Nağme ise gülüyordu. "Evet, pek de sürpriz olduğu söylenemez. Eminim sesiniz sokağın başından duyuluyordur." Bundan pek de şikayetçi sayılmazdı kadın. Bu mutlu ve coşkulu seslere çok yakında yenisi eklenecekti. Tam yedi aylık hamileydi ve bu kez bir kızları olacaktı. Genç kadının en büyük hayallerinden biriydi bir kızı olması.

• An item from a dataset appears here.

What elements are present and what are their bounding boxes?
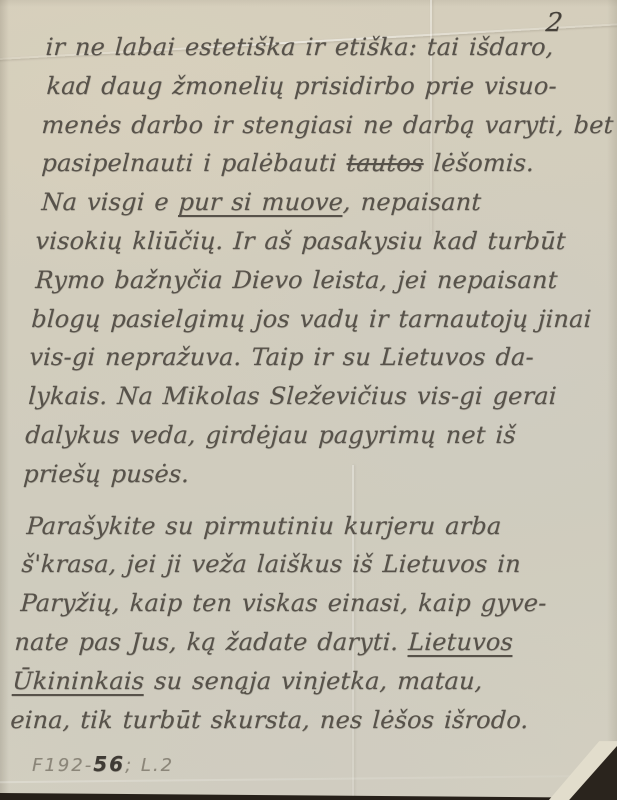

Yağız bu haberi büyük bir coşkuyla karşılamıştı. Bir oğlu olmuştu ve bu hissi tatmıştı. Çok da mutluydu. Şimdiyse bir kızı olacağını öğrendiğinden beri içini tuhaf bir heyecan kaplamıştı. Acaba yapabilir miydi? İçinde tatlı bir korku ve heyecan vardı. Kız babası olmakla ilgili çok fazla şey duymuştu ve daha şimdiden ileride onu başka bir erkekle paylaşma hissi keyfini kaçırmayı başarıyordu. Karısının tabağına krep koyarken koşturmaya devam eden oğluna seslendi. "Efe! Hadi artık kahvaltı zamanı. Sonra yine oynarız."

Kocasının sözlerini doğrularken "Ellerini yıka da gel hadi." diye ekledi Nağme. "Çok terlememiştir inşallah."

"Merak etme, ben hallettim." Küçük çocuk koşturarak içeri girerken Yağız "Krebinden bir lokma al." sözüyle daha bir lokma bile ağzına atmamış karısına kahvaltıyı hatırlattı.

"Tamam Yağız, yerim ben. Hadi sen de otur."

"Tamam, otururum. Sen başla kahvaltına." Eşine çaktırmadan Efe'ye kaş göz işareti yaptıktan sonra masaya oturuverdi. Bu sırada telefonu çaldı ve önündeki krebi didikleyen Nağme'ye "Sonia arıyor, işle ilgili olabilir." diye açıklamada bulundu.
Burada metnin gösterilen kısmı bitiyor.